If you choose to use a source code control system (and I can't recommend it highly enough), discipline yourself to always* check in code after each revision, so that you can undo each step. If you have multiple people hacking especially from different accounts on the machine), you can take advantage of the fact that RCS and SCCS will "lock" revisions so that only the person who checked it out can modify it and check it back in, preventing two people from making inconsistent changes. Or use CVS or prcs, which allow (and expect) multiple people to change things at once, and try to help deal with possibly conflicting changes.

If you can't decide what software to use, CVS has a very large userbase who can probably be helpful, but prcs has the PennMUSH devteam who can advise you. Your call.

When you get your first pennmush distribution, check in the entire source directory. With prcs, that's:

prcs checkout pennmush
prcs populate
prcs checkin

If you make some changes and then want to produce a diff of your changes:

prcs diff > patchfile

makes a diff from the last checked-in revision to the curren
version of the project. If you read the man page for prcs, you'll see that it can also make diffs between checked-in revisions, for single files, etc.

prcs supports the notion of multiple branches.

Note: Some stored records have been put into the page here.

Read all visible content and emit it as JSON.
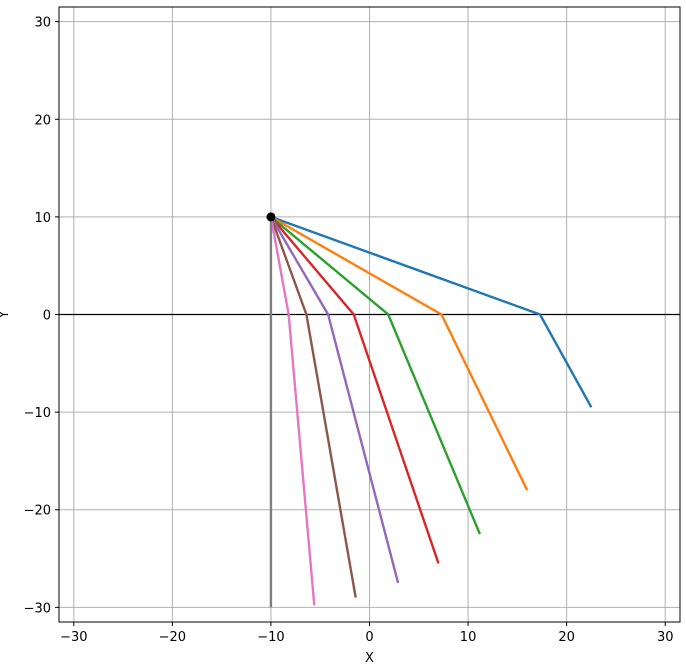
{
  "chart_data": {
    "type": "line",
    "title": "",
    "xlabel": "X",
    "ylabel": "Y",
    "xlim": [
      -31.5,
      31.5
    ],
    "ylim": [
      -31.5,
      31.5
    ],
    "xticks": [
      -30,
      -20,
      -10,
      0,
      10,
      20,
      30
    ],
    "yticks": [
      -30,
      -20,
      -10,
      0,
      10,
      20,
      30
    ],
    "xtick_labels": [
      "−30",
      "−20",
      "−10",
      "0",
      "10",
      "20",
      "30"
    ],
    "ytick_labels": [
      "−30",
      "−20",
      "−10",
      "0",
      "10",
      "20",
      "30"
    ],
    "grid": true,
    "legend": false,
    "interface_line_y": 0,
    "source_point": {
      "x": -10,
      "y": 10
    },
    "series": [
      {
        "color": "#1f77b4",
        "points": [
          [
            -10,
            10
          ],
          [
            17.3,
            0
          ],
          [
            22.5,
            -9.5
          ]
        ]
      },
      {
        "color": "#ff7f0e",
        "points": [
          [
            -10,
            10
          ],
          [
            7.3,
            0
          ],
          [
            16.0,
            -18.0
          ]
        ]
      },
      {
        "color": "#2ca02c",
        "points": [
          [
            -10,
            10
          ],
          [
            1.9,
            0
          ],
          [
            11.2,
            -22.5
          ]
        ]
      },
      {
        "color": "#d62728",
        "points": [
          [
            -10,
            10
          ],
          [
            -1.6,
            0
          ],
          [
            7.0,
            -25.5
          ]
        ]
      },
      {
        "color": "#9467bd",
        "points": [
          [
            -10,
            10
          ],
          [
            -4.2,
            0
          ],
          [
            2.9,
            -27.5
          ]
        ]
      },
      {
        "color": "#8c564b",
        "points": [
          [
            -10,
            10
          ],
          [
            -6.4,
            0
          ],
          [
            -1.4,
            -29.0
          ]
        ]
      },
      {
        "color": "#e377c2",
        "points": [
          [
            -10,
            10
          ],
          [
            -8.2,
            0
          ],
          [
            -5.6,
            -29.8
          ]
        ]
      },
      {
        "color": "#7f7f7f",
        "points": [
          [
            -10,
            10
          ],
          [
            -10.0,
            0
          ],
          [
            -10.0,
            -30.0
          ]
        ]
      }
    ]
  }
}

You can store a branch that tracks the distributed PennMUSH source code, and a second branch that tracks your locally hacked code. You can then produce diffs between them at any time using prcs diff, or merge changes to the dist into your local code using prcs merge. See the man page for details.

#ifdef and #define

#ifdef and #define javelin Tue, 2003-01-28 23:56

You can save yourself a lot of hassle if you're careful in how you hack the PennMUSH code. When you decide to add new code, or change old code, add an #define into options.h which will turn your code change on or off. For example, if you're adding a new feature to change the WHO format, put something like this into options.h:

/* If defined, the WHO commands will use a new format */
#define NEWWHO

Then, surround your additions with #ifdef NEWWHO...#endif pairs. For changes, use #ifdef NEWWHO...#else...#endif. For deletions from the original code, use #ifndef NEWWHO...#endif around the code to delete:

#ifdef NEWWHO
  this is code that you've added
#endif
...
#ifdef NEWWHO
  this is code you've changed
#else
  this is the original code
#endif
...
#ifndef NEWWHO
  this is original code you want deleted
#endif

This allows you to preserve the original PennMUSH coding, should you ever need to refer back to it (if, for example, you're trying to apply someone else's patch to something you've already changed), and allows you to turn on and off your feature as necessary.